Daggers in Things That I'm Grateful For

  • June 22, 2023, 9:22 a.m.
  • |
  • Public

I wouldn’t say I’m impatient, but people think I’m very impulsive. This is of course far from the truth, it’s just that my patience is invisible to most people. I wait for important things, the things that have value. If I don’t have any investment in it, I won’t wait. I think that’s healthy… but it can become unhealthy.

Take that whole situation with Good. I waited patiently until I ran into him when I first got to Bangkok. I didn’t go around chasing after him, but I waited so long that the situation turned very negative very quickly. My patience registered as inaction and I was left heartbroken because of it.

Patiently waiting is not always seen as a virtue.

I’m seeing the limits of my patience now with my new students. This year in one of my classes, nearly a quarter of my students are special needs or on the spectrum. Thailand doesn’t really recognize ADHD, autism or any of the other things that we focus on in child development in the United States.

But truthfully, I quite love these kids. I see myself in them. My disease meant that I’m viewed, officially, by the government as a developmentally challenged individual. And I know that I might be using incorrect terminology, but that’s because, and this is true (I found the original letter from 1983 in my belongings before leaving for Thailand), the organization that sent the letter to my mother informing her of my disability was called CCS. Now, CCS stands for California Children’s Services… however, in 1983, CCS stood for Crippled Children’s Society. So I am so old that the socially acceptable word to describe people with disabilities was “cripple”.

The thing is, these kids who face the challenge of focusing and battling through their shakes, their hollers, the haze of confusion that their brains unleash on them produce the most consistent, astonishing and accomplished work of any of my students.

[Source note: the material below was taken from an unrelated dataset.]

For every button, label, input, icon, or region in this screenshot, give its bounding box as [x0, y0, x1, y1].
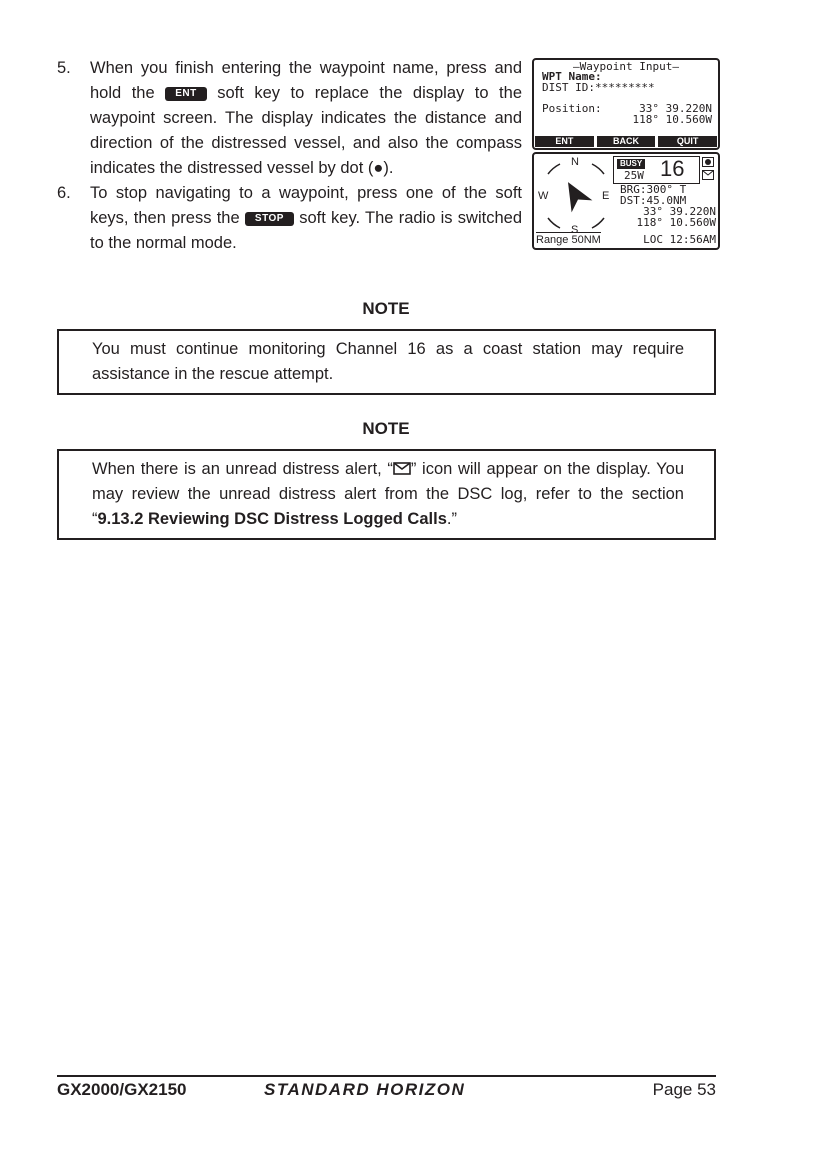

One of my students has trouble focusing, he starts suddenly shaking and flapping his arms like someone imitating a flying bird, all the kids laugh. He has no understanding of volume control of his voice and speaks incredibly loud, in Thai, and all the kids laugh because they assume he can’t speak English.

He wrote the most eloquent essay about his pet birds and had the most beautiful penmanship.

It takes me immense amounts of patience, not for them. I enjoy sitting down with them, figuring out what juncture they got lost at and helping them find their way. I love it. It’s why I’m here. But it takes every ounce of patience I have when the kids laugh.

So I just breathe while I stare daggers.